In fact, a 2005 survey by the ministry of internal affairs shows 13.2 percent of the non-labour force among women between the age of 30 -24 years wanted to work but could not find suitable employment work because they could not put in the necessary hours at most companies.

Yet another pessimistic survey by the National Women’s Education Centre showed that Japanese fathers, who spend the longest working hours at 49 hours per week, spend an average of 3.1 hours per weekday with their children.

‘’The choice for women in Japan is between starting a family or holding on to their career. This is not fair,” explained Mariko Yamaguchi, spokesperson for Ishikawa Memorial Association, one of Japan’s oldest feminist groups.

Even in companies that recruit many women, such as life insurance companies, the decision to become a mother can be daunting, says Kyoko Nakanishi, a sales agent.
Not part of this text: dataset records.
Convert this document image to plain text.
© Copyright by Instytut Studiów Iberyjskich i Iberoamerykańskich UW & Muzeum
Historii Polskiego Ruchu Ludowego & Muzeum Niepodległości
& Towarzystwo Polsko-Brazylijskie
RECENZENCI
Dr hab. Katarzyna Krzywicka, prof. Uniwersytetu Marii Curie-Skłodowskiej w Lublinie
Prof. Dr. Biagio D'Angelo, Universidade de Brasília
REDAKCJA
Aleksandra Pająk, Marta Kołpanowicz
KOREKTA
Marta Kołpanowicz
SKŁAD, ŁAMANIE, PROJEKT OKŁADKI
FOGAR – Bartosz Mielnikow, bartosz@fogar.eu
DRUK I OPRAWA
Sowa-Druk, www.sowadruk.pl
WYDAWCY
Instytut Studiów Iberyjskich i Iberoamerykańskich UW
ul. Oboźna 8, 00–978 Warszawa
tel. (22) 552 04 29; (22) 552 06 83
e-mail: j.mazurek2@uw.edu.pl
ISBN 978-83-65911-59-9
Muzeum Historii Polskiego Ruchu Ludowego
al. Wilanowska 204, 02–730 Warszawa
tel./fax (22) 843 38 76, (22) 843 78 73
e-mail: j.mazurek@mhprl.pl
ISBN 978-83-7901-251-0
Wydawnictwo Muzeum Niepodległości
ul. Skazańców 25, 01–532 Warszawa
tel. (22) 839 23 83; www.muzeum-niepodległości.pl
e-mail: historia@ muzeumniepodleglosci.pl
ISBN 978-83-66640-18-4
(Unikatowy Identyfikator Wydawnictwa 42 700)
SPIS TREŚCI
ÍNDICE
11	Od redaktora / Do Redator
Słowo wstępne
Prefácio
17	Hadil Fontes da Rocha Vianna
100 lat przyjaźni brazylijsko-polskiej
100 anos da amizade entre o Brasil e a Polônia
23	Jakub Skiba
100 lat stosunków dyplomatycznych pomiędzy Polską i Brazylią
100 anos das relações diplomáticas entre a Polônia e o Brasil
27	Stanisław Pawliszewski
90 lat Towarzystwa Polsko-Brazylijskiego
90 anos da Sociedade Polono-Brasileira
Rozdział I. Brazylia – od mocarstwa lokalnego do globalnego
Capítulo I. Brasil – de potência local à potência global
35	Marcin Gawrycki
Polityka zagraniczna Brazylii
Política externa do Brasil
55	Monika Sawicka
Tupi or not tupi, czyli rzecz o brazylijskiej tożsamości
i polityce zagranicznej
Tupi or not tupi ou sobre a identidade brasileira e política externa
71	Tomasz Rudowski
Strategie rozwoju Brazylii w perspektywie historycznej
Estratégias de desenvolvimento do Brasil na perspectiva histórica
Nakanishi, 44, wakes up at 5 am to prepare the day’s meals for her family before she leaves for work. Her elder daughter now helps with the washing, done after 10 o’clock each night as her husband returns close to midnight most weekdays.

Experts contend the rising number of part-timers – 40 percent of female workers between the age of 25 and 34 years- makes it more difficult to take maternity leave.

‘’As a part-timer with no welfare guarantees, I quit my job as head waitress to have my son last year,” said Kaori Ikeda, 32. Not being able to rely only on her husband’s salary, Ikeda has to find a new job this month, a situation that has made her give up plans for a second child.

That situation is exactly what the government hopes to avoid.

This June, the Japanese Diet (parliament) passed a revised Equal Employment Opportunity Law, effective from April 2007, that bans, among other issues, giving disadvantageous treatment to employees who become pregnant or who give birth.

”The law will at least enable women with children to protect their jobs by being able to file lawsuits if they are asked to quit,” pointed out Yamaguchi.